Cette question a mis les ministres québécois du gouvernement fédéral sur la sellette. Ces derniers craignent vivement les conséquences politiques du fait de voir les militaires plier bagage alors que la pandémie continue de sévir dans les CHSLD.

« C’est un dossier à risque très élevé pour nous », a-t-on confié dans les rangs libéraux, rappelant en guise d’exemple un éditorial percutant de La Presse portant le titre « L’armée ne peut déserter ».

Au cours des dernières semaines, le ministre Sajjan a fait valoir que les militaires ont d’autres obligations qui ne peuvent être mises de côté pendant cette pandémie, notamment la reprise de leurs exercices militaires pour des missions à l’étranger et l’obligation de se préparer à la saison des incendies de forêt, entre autres choses. La pandémie a d’ailleurs mis entièrement sur pause les efforts de recrutement que mènent constamment les Forces armées canadiennes.

Pourparlers

Selon nos informations, les pourparlers entre Ottawa et Québec se poursuivent sur la durée de cette prolongation. Québec tente aussi de voir s’il ne serait pas possible de maintenir plus de 500 soldats.

« Les soldats sont très bons. Ils ont fait une différence. Il faut le dire », a souligné à La Presse une source à Québec qui a requis l’anonymat parce qu’elle n’était autorisée à parler publiquement ni de ce dossier ni des pourparlers entre les deux capitales.

Au bureau du premier ministre Justin Trudeau, une porte-parole, Chantal Gagnon, a indiqué que « les discussions se poursuivent » entre les deux gouvernements.

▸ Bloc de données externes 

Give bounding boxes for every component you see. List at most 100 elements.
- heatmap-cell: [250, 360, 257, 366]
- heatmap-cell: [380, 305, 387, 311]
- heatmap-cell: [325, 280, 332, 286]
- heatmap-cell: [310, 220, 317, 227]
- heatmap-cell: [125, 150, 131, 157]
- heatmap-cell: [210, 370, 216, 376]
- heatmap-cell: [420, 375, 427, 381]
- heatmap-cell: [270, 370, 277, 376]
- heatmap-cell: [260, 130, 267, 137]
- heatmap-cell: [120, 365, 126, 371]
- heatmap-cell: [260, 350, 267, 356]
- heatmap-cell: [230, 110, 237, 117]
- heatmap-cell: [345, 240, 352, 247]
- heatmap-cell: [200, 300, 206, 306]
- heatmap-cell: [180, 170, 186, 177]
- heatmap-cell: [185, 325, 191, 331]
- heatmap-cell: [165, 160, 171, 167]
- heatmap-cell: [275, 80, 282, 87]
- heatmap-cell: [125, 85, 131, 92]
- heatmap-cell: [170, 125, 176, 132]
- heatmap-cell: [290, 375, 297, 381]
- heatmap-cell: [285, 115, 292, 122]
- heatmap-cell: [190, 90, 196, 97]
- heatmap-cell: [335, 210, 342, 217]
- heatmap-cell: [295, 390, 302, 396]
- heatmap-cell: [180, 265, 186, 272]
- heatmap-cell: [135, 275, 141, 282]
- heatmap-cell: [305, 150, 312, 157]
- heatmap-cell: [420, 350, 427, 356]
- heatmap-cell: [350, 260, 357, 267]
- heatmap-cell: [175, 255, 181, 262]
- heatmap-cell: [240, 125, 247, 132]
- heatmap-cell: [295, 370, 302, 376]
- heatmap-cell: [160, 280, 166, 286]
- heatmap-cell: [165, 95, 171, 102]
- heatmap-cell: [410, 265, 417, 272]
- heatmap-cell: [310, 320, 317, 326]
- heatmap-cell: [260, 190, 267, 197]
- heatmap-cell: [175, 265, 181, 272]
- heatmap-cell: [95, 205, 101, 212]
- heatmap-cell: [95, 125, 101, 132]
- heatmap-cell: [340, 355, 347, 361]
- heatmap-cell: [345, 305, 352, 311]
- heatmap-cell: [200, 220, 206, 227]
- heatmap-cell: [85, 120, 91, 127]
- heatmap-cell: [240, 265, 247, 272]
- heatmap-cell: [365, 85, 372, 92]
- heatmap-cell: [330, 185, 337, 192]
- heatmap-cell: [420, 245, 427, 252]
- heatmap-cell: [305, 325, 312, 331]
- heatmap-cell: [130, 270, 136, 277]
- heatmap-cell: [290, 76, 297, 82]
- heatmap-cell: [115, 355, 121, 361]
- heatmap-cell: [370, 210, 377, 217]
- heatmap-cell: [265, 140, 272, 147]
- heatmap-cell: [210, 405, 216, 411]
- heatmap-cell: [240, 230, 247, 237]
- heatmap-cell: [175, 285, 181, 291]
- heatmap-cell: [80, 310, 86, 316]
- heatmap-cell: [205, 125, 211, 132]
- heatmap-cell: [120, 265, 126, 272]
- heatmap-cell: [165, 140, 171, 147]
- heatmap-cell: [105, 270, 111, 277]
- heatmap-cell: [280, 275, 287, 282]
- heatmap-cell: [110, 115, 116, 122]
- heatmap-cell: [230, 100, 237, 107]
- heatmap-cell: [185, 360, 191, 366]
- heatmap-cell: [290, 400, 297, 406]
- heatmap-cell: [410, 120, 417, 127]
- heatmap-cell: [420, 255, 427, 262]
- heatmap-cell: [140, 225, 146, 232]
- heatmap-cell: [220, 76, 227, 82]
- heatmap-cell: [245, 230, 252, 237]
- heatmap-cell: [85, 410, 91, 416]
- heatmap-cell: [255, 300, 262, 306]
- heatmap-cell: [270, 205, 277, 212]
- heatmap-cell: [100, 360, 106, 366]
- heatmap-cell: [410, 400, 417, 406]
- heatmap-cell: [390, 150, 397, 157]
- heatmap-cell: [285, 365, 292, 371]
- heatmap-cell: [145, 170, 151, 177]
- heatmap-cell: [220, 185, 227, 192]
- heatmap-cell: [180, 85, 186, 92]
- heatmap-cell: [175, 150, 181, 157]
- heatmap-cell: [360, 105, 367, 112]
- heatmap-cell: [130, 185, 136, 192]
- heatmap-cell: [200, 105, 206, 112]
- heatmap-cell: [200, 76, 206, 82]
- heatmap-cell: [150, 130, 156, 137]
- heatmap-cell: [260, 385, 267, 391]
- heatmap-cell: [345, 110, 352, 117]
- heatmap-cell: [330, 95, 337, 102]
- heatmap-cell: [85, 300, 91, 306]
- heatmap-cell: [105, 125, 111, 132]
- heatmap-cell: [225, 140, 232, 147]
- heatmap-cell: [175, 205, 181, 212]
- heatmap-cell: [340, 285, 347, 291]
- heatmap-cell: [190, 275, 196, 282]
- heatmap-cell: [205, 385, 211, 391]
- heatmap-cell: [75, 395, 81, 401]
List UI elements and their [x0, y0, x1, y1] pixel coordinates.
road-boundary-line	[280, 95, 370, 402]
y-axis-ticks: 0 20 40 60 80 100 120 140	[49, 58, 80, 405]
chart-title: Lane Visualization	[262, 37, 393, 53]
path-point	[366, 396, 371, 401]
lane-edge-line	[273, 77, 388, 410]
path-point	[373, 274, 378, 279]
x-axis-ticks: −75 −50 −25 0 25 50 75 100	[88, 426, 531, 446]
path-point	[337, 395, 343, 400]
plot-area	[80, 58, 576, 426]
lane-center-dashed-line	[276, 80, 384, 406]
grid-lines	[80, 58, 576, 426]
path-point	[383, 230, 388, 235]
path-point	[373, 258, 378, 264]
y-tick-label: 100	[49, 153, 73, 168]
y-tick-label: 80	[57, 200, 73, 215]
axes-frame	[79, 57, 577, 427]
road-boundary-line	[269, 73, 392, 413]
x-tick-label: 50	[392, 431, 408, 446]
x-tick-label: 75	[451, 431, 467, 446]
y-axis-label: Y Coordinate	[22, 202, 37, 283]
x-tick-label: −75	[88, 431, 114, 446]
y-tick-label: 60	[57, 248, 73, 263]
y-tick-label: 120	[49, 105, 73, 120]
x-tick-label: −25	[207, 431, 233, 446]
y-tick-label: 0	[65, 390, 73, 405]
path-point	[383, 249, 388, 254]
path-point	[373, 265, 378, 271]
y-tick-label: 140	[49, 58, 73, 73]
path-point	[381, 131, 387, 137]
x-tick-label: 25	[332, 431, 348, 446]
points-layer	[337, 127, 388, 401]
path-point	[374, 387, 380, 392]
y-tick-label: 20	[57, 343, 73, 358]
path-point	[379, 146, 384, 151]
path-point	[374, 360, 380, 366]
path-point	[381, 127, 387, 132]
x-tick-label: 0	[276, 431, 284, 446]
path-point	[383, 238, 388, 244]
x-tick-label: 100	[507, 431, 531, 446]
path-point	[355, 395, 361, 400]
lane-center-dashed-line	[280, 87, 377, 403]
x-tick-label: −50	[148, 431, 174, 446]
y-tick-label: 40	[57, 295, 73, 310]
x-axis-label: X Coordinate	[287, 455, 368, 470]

Depuis que le ministre Sajjan a jeté une douche froide sur la demande du premier ministre François Legault, des ministres québécois du cabinet sont montés au créneau, en particulier le leader du gouvernement en Chambre, Pablo Rodriguez, qui est aussi le lieutenant politique de Justin Trudeau au Québec.

Selon nos informations, M. Rodriguez a interpellé le ministre Sajjan à quelques reprises au cours des dernières semaines. Il lui a notamment fait valoir qu’il était impensable que les militaires quittent Montréal alors que la métropole demeure l’épicentre de la pandémie de COVID-19 au pays et que le travail qu’effectuent les militaires dans les CHSLD a permis de sauver des vies.

M. Rodriguez a d’ailleurs déclaré au réseau TVA, la semaine dernière, qu’Ottawa « ne laissera pas tomber nos aînés ». « Nous allons faire partie de la solution », a-t-il notamment affirmé.